KR: I’ve been developing a comic series that I had been approached to write a spec for a comic company. I did the comic strip to that and then I am now developing it into a series. Urbs is on our slate that we’re trying to develop as well.
I have another horror film Pareidolia that just went through a couple rounds of festival screenplay competitions into the final rounds. That’s being developed too that I did with my friend, my writing partner, another horror exorcism script.
M&C: What’s Pareidolia about?
KR: With this one, this kind of explores another new concept of exorcism. Pareidolia is when you start looking for answers and you start seeing signs. It’s not real. You just are seeing the image of Jesus like in wood.
You hear about people, “Look, Jesus is in my oatmeal” or “I just saw Jesus’s face in a plank of wood.” You’re trying to make an answer for something and seeing signs in something that doesn’t really exist. There’s another phenomenon. There’s another answer scientifically for it.
M&C: You mentioned the time balancing writing and your kids. Do you have a writing schedule you follow?
KR: I’m working on my schedule. I was just meeting with a new manager about trying to work that out because right now I do try to balance just when I can. I do have certain commitments with my writing assignments.
I have deadlines that I have to hit so depending on how close I am to those deadlines, I’ll just work straight for two weeks writing and then work nights catching up on my production stuff, or on the weekends on my production stuff. Or I’ll flip it and work full time during the work on my production job stuff, write on the weekends.
I’m definitely working seven days, 24 hours a day. We’re knee deep in going into production on another film right now that shoots in Malibu, so I’m doing 15 million different things.
M&C: Is that another film you wrote?
KR: No ,this one is actually with the production company I work with. I’m just producing this one. It’s my friend’s production company and do development. It’s an all female production company.

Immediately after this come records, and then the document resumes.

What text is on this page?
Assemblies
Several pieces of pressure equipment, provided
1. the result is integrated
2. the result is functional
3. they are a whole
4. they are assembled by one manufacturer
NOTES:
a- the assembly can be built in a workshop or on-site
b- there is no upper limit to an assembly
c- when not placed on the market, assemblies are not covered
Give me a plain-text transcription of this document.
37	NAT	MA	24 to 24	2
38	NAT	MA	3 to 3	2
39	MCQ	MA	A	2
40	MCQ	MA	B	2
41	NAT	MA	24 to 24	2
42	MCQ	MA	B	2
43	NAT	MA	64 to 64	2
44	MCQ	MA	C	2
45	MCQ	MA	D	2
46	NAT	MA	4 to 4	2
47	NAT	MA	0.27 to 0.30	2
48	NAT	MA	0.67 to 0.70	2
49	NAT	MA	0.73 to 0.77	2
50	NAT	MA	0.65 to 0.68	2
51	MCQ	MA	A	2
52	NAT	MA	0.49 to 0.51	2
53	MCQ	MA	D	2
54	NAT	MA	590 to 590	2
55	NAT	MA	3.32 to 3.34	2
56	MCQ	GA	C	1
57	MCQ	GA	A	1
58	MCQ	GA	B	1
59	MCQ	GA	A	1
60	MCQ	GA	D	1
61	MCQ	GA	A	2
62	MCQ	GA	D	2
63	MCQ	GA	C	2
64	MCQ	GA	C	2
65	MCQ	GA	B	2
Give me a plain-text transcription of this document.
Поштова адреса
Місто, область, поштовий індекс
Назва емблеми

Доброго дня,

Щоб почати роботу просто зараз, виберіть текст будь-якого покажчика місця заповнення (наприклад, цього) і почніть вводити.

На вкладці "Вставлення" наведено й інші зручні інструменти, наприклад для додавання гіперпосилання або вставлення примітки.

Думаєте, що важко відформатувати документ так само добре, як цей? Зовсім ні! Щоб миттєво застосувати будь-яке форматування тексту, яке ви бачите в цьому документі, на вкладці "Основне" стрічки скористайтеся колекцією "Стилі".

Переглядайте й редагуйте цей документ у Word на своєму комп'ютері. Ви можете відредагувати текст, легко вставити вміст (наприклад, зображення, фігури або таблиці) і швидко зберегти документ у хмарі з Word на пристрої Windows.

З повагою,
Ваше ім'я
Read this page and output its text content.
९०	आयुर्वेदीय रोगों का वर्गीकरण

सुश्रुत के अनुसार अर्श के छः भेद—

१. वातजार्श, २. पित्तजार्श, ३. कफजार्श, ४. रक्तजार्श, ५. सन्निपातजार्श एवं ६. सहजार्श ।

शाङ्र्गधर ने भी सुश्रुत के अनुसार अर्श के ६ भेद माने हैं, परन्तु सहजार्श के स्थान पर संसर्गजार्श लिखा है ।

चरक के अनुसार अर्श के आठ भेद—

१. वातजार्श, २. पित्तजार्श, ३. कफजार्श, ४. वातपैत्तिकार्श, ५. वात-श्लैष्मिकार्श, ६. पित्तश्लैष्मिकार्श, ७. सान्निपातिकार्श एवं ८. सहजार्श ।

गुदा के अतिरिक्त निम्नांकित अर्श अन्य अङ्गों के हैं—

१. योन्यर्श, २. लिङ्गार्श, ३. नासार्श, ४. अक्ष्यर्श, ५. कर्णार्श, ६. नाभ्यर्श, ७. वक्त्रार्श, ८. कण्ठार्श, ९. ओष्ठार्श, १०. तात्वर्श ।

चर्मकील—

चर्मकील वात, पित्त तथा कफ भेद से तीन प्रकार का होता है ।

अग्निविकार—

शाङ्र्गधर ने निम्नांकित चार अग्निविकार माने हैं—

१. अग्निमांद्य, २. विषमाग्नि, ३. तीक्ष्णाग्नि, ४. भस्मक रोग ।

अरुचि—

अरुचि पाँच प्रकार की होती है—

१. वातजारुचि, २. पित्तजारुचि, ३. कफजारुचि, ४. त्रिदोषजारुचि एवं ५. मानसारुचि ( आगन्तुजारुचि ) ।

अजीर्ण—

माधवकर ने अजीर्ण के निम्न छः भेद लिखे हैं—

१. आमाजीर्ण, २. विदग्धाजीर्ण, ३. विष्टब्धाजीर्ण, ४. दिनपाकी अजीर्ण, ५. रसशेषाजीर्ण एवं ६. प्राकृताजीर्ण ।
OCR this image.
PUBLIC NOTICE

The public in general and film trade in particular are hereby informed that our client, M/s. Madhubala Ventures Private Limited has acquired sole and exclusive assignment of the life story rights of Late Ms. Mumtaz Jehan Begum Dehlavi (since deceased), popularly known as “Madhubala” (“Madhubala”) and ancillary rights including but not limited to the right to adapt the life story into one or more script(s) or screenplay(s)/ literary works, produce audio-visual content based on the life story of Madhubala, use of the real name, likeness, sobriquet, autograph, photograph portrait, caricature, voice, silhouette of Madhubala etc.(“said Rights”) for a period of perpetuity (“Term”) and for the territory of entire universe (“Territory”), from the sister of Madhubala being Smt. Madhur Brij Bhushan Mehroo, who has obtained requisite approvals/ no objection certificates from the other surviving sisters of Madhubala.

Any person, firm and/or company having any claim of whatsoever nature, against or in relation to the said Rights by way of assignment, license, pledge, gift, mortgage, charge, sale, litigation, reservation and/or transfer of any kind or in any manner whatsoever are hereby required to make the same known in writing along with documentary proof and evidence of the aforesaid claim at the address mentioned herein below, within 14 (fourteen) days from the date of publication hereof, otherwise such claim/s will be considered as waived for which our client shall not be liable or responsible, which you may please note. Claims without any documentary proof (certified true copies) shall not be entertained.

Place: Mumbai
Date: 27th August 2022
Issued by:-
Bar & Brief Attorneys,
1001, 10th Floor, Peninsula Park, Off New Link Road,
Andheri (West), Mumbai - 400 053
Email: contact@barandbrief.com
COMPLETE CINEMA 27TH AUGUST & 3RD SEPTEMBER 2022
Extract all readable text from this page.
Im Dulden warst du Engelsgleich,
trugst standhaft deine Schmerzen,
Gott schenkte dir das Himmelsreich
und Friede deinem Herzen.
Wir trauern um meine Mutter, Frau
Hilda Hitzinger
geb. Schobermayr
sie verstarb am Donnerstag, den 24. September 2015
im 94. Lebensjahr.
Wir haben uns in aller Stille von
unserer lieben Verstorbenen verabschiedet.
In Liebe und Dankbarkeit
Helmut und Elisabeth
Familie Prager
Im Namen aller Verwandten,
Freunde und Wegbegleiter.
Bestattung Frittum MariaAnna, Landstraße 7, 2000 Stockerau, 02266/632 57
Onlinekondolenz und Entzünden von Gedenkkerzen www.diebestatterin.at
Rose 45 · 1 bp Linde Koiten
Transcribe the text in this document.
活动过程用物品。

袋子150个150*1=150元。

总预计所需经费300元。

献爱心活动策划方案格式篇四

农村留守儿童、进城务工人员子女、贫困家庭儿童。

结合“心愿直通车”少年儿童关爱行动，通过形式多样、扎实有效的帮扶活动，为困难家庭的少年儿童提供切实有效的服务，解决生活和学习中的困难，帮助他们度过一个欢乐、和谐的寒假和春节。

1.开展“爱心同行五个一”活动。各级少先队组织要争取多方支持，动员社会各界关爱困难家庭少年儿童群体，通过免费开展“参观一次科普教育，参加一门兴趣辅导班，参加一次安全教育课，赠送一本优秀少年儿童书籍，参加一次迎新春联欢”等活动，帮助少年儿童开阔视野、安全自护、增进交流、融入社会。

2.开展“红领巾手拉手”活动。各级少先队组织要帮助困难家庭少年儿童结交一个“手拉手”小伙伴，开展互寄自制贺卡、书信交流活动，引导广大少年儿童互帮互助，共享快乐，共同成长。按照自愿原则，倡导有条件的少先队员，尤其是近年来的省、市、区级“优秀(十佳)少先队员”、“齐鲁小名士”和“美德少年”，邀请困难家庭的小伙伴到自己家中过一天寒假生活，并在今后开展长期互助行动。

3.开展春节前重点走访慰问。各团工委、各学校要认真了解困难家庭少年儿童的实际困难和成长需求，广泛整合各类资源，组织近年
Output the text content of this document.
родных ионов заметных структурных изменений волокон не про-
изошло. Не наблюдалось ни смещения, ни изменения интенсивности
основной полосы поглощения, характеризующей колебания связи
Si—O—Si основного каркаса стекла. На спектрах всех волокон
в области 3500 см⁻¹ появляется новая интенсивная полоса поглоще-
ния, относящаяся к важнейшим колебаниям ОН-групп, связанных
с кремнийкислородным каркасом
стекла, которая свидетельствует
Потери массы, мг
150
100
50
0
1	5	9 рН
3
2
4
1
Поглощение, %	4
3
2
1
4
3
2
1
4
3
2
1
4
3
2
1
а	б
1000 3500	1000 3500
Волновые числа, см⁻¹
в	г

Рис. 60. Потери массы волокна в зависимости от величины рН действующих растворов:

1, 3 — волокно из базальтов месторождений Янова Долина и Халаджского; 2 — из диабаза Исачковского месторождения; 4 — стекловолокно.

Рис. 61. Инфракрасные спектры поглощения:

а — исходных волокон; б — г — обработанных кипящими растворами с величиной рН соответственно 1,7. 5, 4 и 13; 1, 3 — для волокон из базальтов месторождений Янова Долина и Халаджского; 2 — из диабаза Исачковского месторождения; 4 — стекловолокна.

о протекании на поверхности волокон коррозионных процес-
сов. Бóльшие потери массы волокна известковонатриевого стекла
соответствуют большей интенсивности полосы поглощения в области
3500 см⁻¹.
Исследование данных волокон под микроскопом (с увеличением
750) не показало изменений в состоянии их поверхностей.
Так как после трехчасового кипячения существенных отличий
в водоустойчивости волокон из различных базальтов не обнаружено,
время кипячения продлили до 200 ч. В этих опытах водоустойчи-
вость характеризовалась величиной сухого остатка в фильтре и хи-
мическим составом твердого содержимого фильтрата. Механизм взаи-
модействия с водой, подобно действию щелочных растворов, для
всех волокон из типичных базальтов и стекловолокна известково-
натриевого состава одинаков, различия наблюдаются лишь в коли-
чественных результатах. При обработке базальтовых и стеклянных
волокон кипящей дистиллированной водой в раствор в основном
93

We’ve been making movies together and this is just our next one. It’s fun. It’s like a female American Psycho and she’ll star in it. I’m just trying to get the pieces together to help get it made.
M&C: What’s her name?
KR: The CEO of the company, Louise Linton. She’s a beautiful Scottish actress. She’s my boss and my dear friend. We have another film under our company coming out that’s a romantic comedy. Then we’re going to be going back to Latvia in 2019 for Shadows in the Grass. We just love making movies.